Amazon’s Kindle species has been reviled, revered and reviewed endlessly. Whether it’s commercially viable is the issue that has been getting on the minds of publishers, writers and media moguls, rather than its technical details. That’s unfortunate, because that’s as relevant to its future as a digital antenna installation is to a TV. The market isn’t overly receptive, and needs convincing.
The fact is that e-readers have been getting a pretty cold shoulder until now, and Amazon’s baby has been no exception. The new Kindle, however, seems to be making headway. That hasn’t been easy, in the face of a highly skeptical industry.
Amazon didn’t do itself any favors by first saying it was selling a lot of Kindles, then revising that slightly vague quantification into millions of units. Neither Wall Street nor the industry quite bought it. In July 2010, Amazon issued a comparative figure, saying it was selling 143 Kindle 2s for every 100 hardcover books in the second quarter of 2010. That’s quite a lot more impressive, but fails to answer the “how many” question as a number.
The market needs to be convinced that Kindle is a working global proposition before it’s likely to retool itself to Kindle specifications. There’s nothing intrinsically wrong with e-readers as an idea, but a tablet which barely stacks up as much more than a calculator quality browser really isn’t that impressive as a product. The original Kindle staggered along commercially until it had to be replaced, and if the new reader is bigger better and faster, it’s still not exactly outside human experience.

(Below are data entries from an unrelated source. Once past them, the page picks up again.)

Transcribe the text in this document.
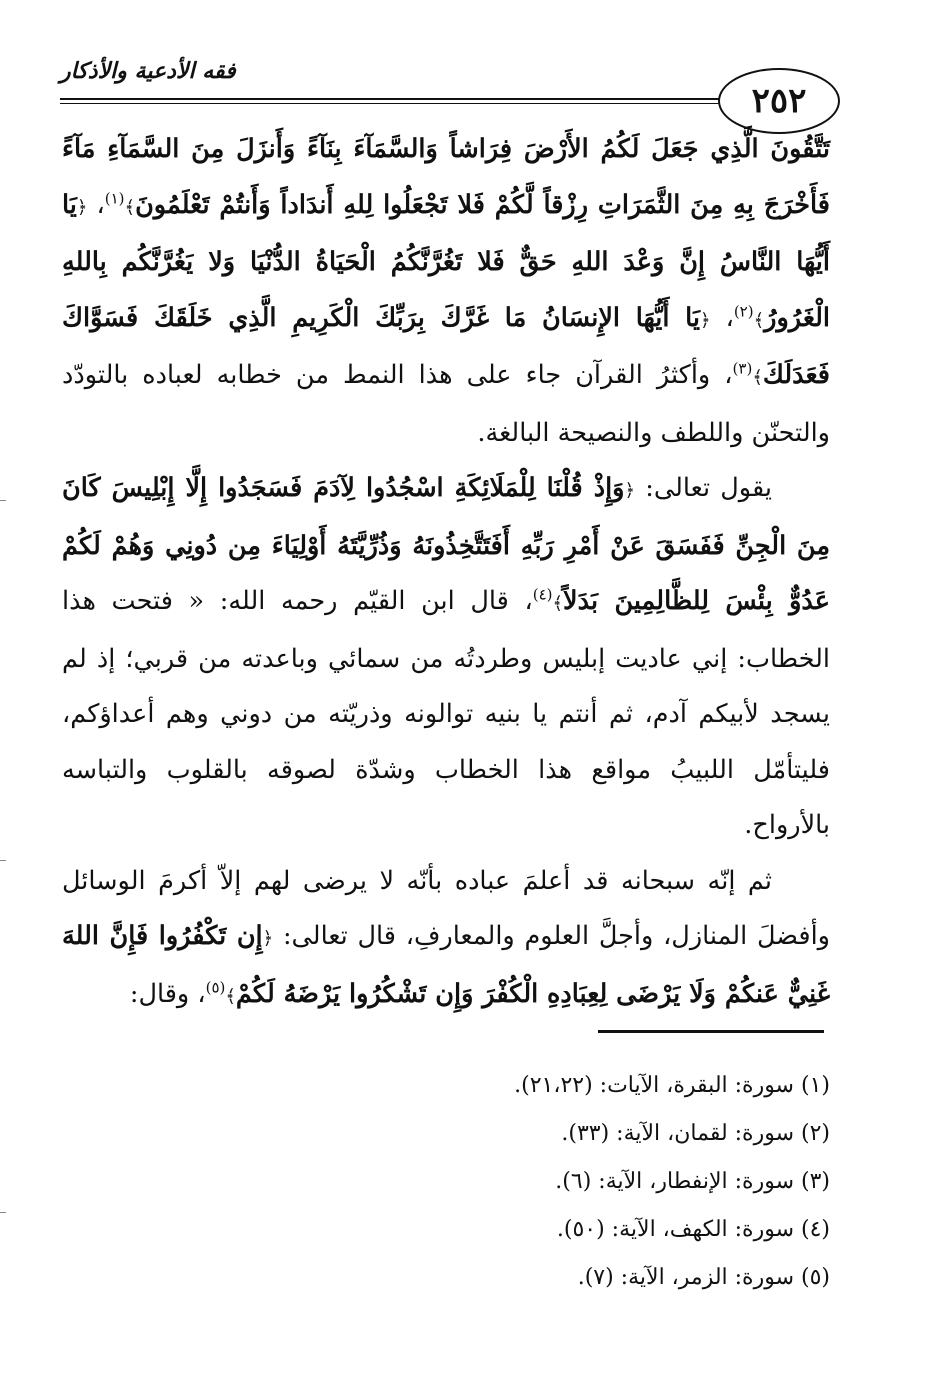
فقه الأدعية والأذكار
٢٥٢

تَتَّقُونَ الَّذِي جَعَلَ لَكُمُ الأَرْضَ فِرَاشاً وَالسَّمَآءَ بِنَآءً وَأَنزَلَ مِنَ السَّمَآءِ مَآءً فَأَخْرَجَ بِهِ مِنَ الثَّمَرَاتِ رِزْقاً لَّكُمْ فَلا تَجْعَلُوا لِلهِ أَندَاداً وَأَنتُمْ تَعْلَمُونَ﴾$^{(١)}$، ﴿يَا أَيُّهَا النَّاسُ إِنَّ وَعْدَ اللهِ حَقٌّ فَلا تَغُرَّنَّكُمُ الْحَيَاةُ الدُّنْيَا وَلا يَغُرَّنَّكُم بِاللهِ الْغَرُورُ﴾$^{(٢)}$، ﴿يَا أَيُّهَا الإِنسَانُ مَا غَرَّكَ بِرَبِّكَ الْكَرِيمِ الَّذِي خَلَقَكَ فَسَوَّاكَ فَعَدَلَكَ﴾$^{(٣)}$، وأكثرُ القرآن جاء على هذا النمط من خطابه لعباده بالتودّد والتحنّن واللطف والنصيحة البالغة.

يقول تعالى: ﴿وَإِذْ قُلْنَا لِلْمَلَائِكَةِ اسْجُدُوا لِآدَمَ فَسَجَدُوا إِلَّا إِبْلِيسَ كَانَ مِنَ الْجِنِّ فَفَسَقَ عَنْ أَمْرِ رَبِّهِ أَفَتَتَّخِذُونَهُ وَذُرِّيَّتَهُ أَوْلِيَاءَ مِن دُونِي وَهُمْ لَكُمْ عَدُوٌّ بِئْسَ لِلظَّالِمِينَ بَدَلاً﴾$^{(٤)}$، قال ابن القيّم رحمه الله: « فتحت هذا الخطاب: إني عاديت إبليس وطردتُه من سمائي وباعدته من قربي؛ إذ لم يسجد لأبيكم آدم، ثم أنتم يا بنيه توالونه وذريّته من دوني وهم أعداؤكم، فليتأمّل اللبيبُ مواقع هذا الخطاب وشدّة لصوقه بالقلوب والتباسه بالأرواح.

ثم إنّه سبحانه قد أعلمَ عباده بأنّه لا يرضى لهم إلاّ أكرمَ الوسائل وأفضلَ المنازل، وأجلَّ العلوم والمعارفِ، قال تعالى: ﴿إِن تَكْفُرُوا فَإِنَّ اللهَ غَنِيٌّ عَنكُمْ وَلَا يَرْضَى لِعِبَادِهِ الْكُفْرَ وَإِن تَشْكُرُوا يَرْضَهُ لَكُمْ﴾$^{(٥)}$، وقال:

(١) سورة: البقرة، الآيات: (٢١،٢٢).

(٢) سورة: لقمان، الآية: (٣٣).

(٣) سورة: الإنفطار، الآية: (٦).

(٤) سورة: الكهف، الآية: (٥٠).

(٥) سورة: الزمر، الآية: (٧).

The iPad, for example, is truly simple, but it’s also glitzy and highly functional. The Kindle 2 cannot be accused of glitz in any form. Functionality is basic, and no color? Uploading Word docs is hardly the last word in uber-chic, either. The fact is that Kindle 2 is selling despite these obvious shortcomings and rather primitive hardware issues.
One reason for this strangely tolerant level of acceptance is that Kindle 2 is getting picked up by real readers. The ability to ditch the huge weight and space of 1500 books is one of Kindle’s great strengths, as any herniated reader would agree. Many people are very happy to finally have all their precious books so accessible.
A market weak spot or several, however, remain. Kindle is an Amazon product, built to run Amazon products. A full “read anything” reader would blitz the market in seconds. For $360 USD, Amazon has a margin of vulnerability in several key points. The likely competitor in the e-reader stakes is Google, and their technical capacity isn’t the sort which should be underrated.
It’s unlikely that Google would lose a lot of sleep over marketing an e-reader which targets Kindle’s weak spots at a much lower price. Google has been putting a lot of effort into lining up publishers, and has a huge reach which few marketers could resist.
The fire may not have started quite yet, but things are definitely heating up.